There are many different types of fundamental and technical chart patterns that market technicians focus on when making trading decisions, and multiple ways to interpret them. This is why technical analysis is an art form. The key is to be able to recognize these patterns and implement a trading strategy based on what you believe the charts are telling you are going to happen next. As a trader, it is important that you have a good understanding of the basic patterns before you can develop a strategy to give you a potential edge. When you combine a couple of these different methods, you really unlock the power of technical analysis.
Moving Average Crossover
The moving average crossover is a trend identification tool that compares different moving averages. It provides a trading signal when momentum shifts directions.

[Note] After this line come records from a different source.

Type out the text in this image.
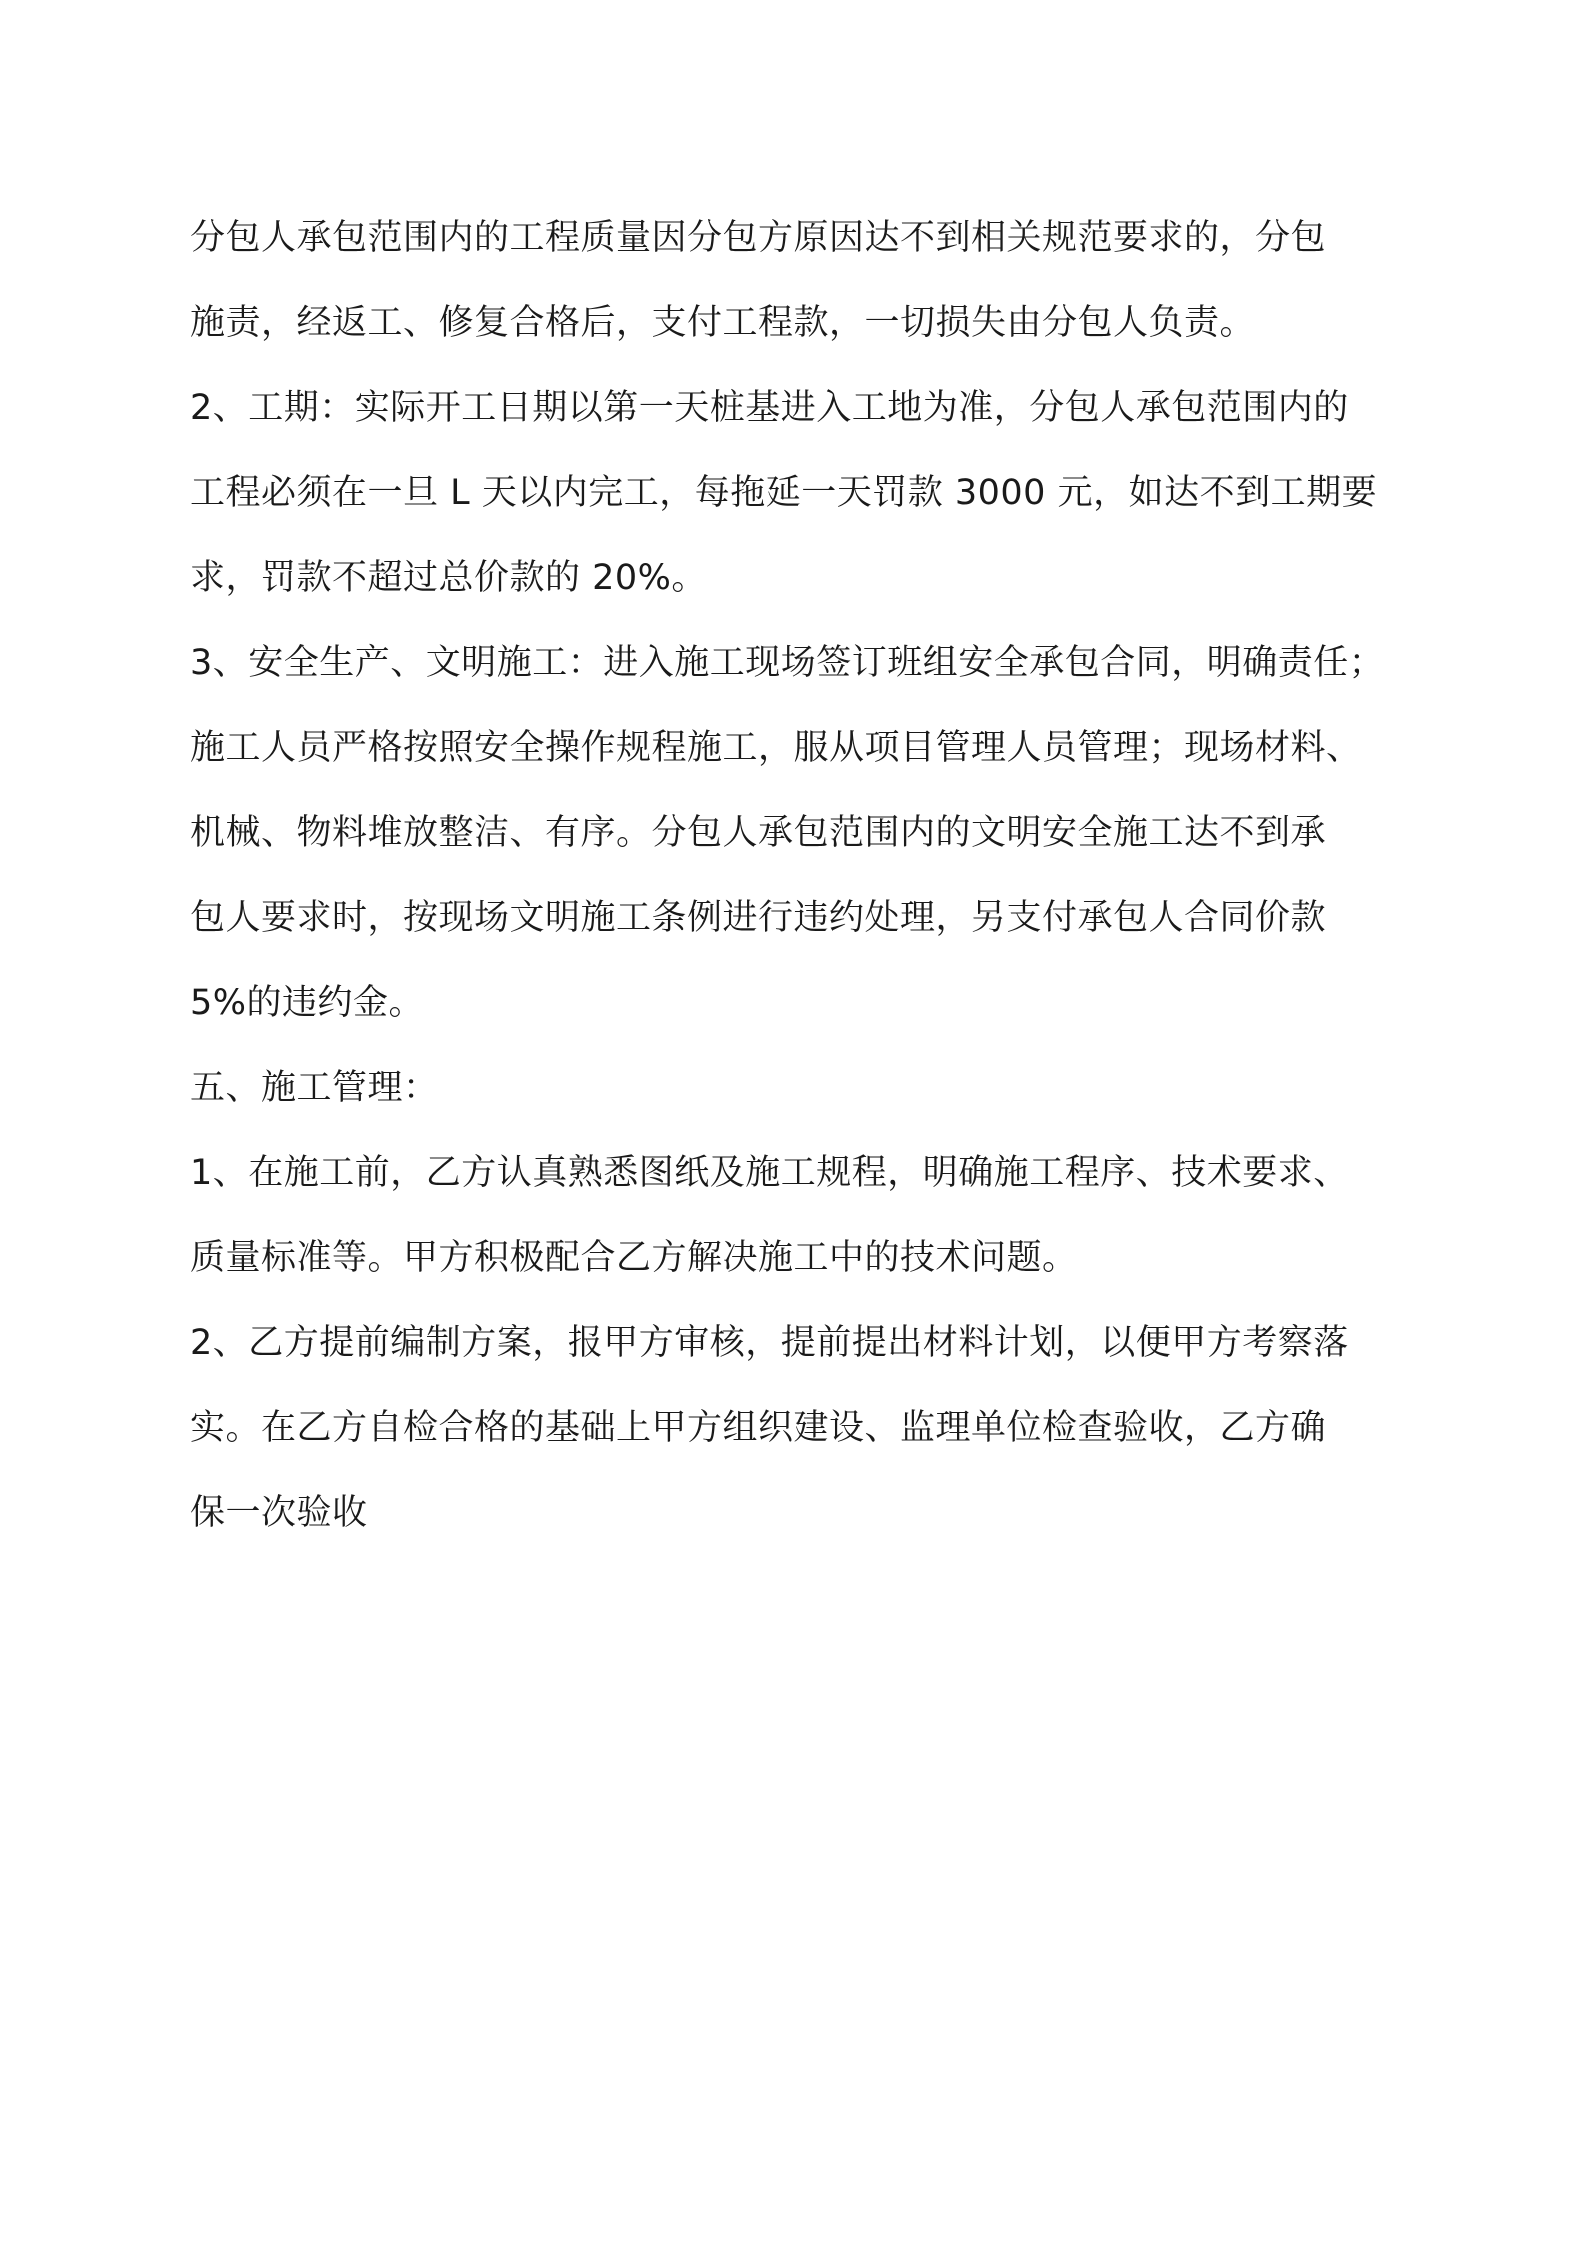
分包人承包范围内的工程质量因分包方原因达不到相关规范要求的，分包
施责，经返工、修复合格后，支付工程款，一切损失由分包人负责。
2、工期：实际开工日期以第一天桩基进入工地为准，分包人承包范围内的
工程必须在一旦 L 天以内完工，每拖延一天罚款 3000 元，如达不到工期要
求，罚款不超过总价款的 20%。
3、安全生产、文明施工：进入施工现场签订班组安全承包合同，明确责任；
施工人员严格按照安全操作规程施工，服从项目管理人员管理；现场材料、
机械、物料堆放整洁、有序。分包人承包范围内的文明安全施工达不到承
包人要求时，按现场文明施工条例进行违约处理，另支付承包人合同价款
5%的违约金。
五、施工管理：
1、在施工前，乙方认真熟悉图纸及施工规程，明确施工程序、技术要求、
质量标准等。甲方积极配合乙方解决施工中的技术问题。
2、乙方提前编制方案，报甲方审核，提前提出材料计划，以便甲方考察落
实。在乙方自检合格的基础上甲方组织建设、监理单位检查验收，乙方确
保一次验收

When a shorter moving average crosses a longer one, the trend is seen as up. When a shorter moving average crosses below a longer one, the trend is seen as down.

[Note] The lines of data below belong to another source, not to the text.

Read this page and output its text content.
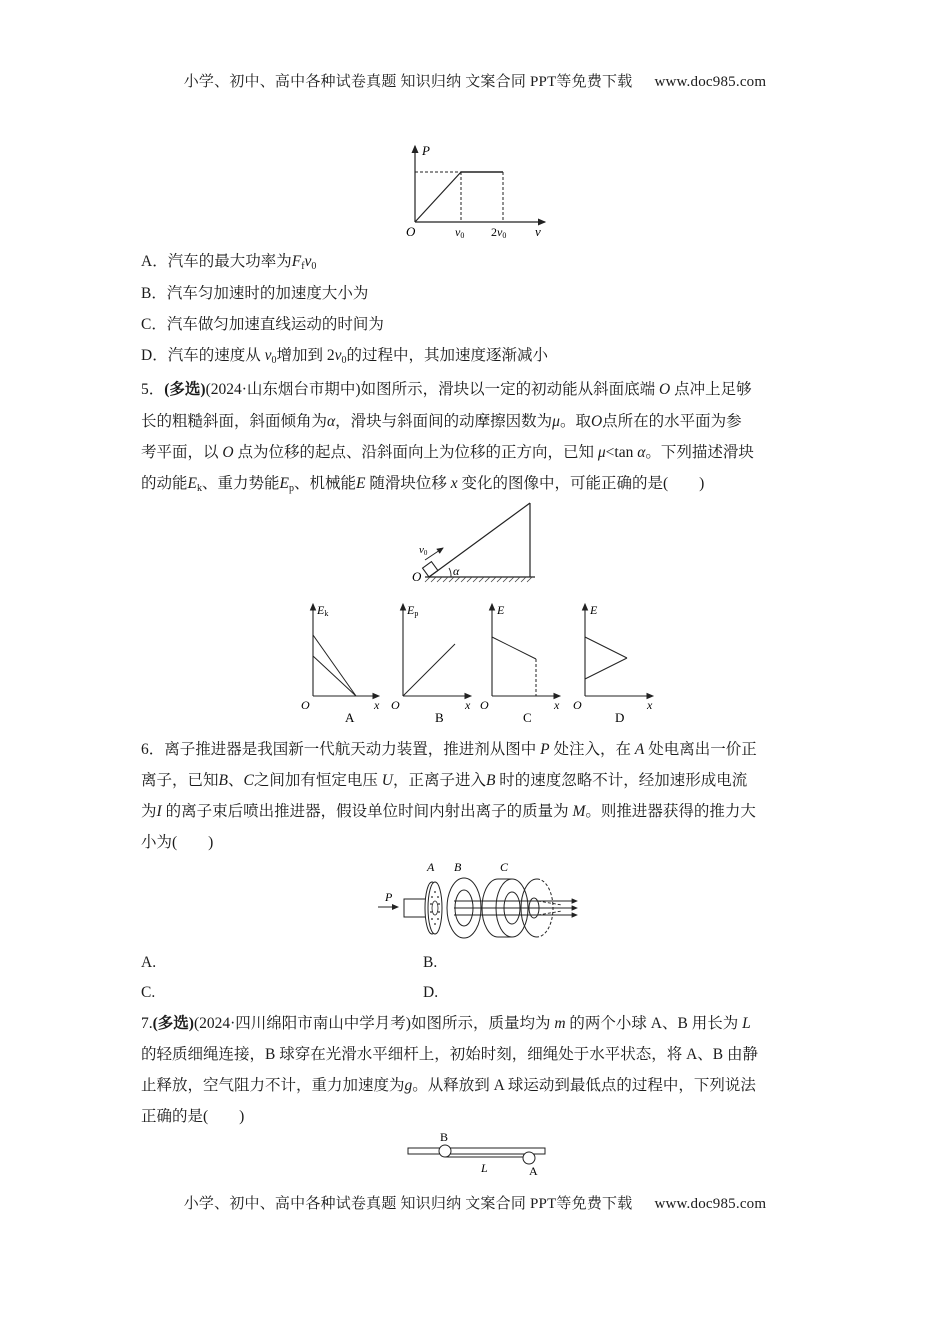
小学、初中、高中各种试卷真题 知识归纳 文案合同 PPT等免费下载 www.doc985.com
P
O	v0 2v0 v
A．汽车的最大功率为$F_fv_0$
B．汽车匀加速时的加速度大小为
C．汽车做匀加速直线运动的时间为
D．汽车的速度从 $v_0$增加到 $2v_0$的过程中，其加速度逐渐减小
5．(多选)(2024·山东烟台市期中)如图所示，滑块以一定的初动能从斜面底端 O 点冲上足够
长的粗糙斜面，斜面倾角为α，滑块与斜面间的动摩擦因数为μ。取O点所在的水平面为参
考平面，以 O 点为位移的起点、沿斜面向上为位移的正方向，已知 μ<tan α。下列描述滑块
的动能$E_k$、重力势能$E_p$、机械能E 随滑块位移 x 变化的图像中，可能正确的是(　　)
v0
O	α
Ek
O	x
A
Ep
O	x
B
E
O	x
C
E
O	x
D
6．离子推进器是我国新一代航天动力装置，推进剂从图中 P 处注入，在 A 处电离出一价正
离子，已知B、C之间加有恒定电压 U，正离子进入B 时的速度忽略不计，经加速形成电流
为I 的离子束后喷出推进器，假设单位时间内射出离子的质量为 M。则推进器获得的推力大
小为(　　)
P
A B	C
A.	B.
C.	D.
7.(多选)(2024·四川绵阳市南山中学月考)如图所示，质量均为 m 的两个小球 A、B 用长为 L
的轻质细绳连接，B 球穿在光滑水平细杆上，初始时刻，细绳处于水平状态，将 A、B 由静
止释放，空气阻力不计，重力加速度为g。从释放到 A 球运动到最低点的过程中，下列说法
正确的是(　　)
B
A
L
小学、初中、高中各种试卷真题 知识归纳 文案合同 PPT等免费下载 www.doc985.com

In the gasoline chart below, we see the blue 50-day moving average cross the red 100-day as the market pushed up on news of Hurricane Harvey. It seems as if the green 200-day moving average would show that historically, the market has been stuck at an equilibrium price of 1.5000. I would refer to this as the Bull/Bear line. I would expect with the storm damaged pipeline carrying 58.8 million gallons of fuel from Texas to the East Coast, we would continue to see futures maintain levels over 1.5000 and ultimately the 50-day and 100-day crossing over the 200-day and moving higher indicating a bull market is solidly in place.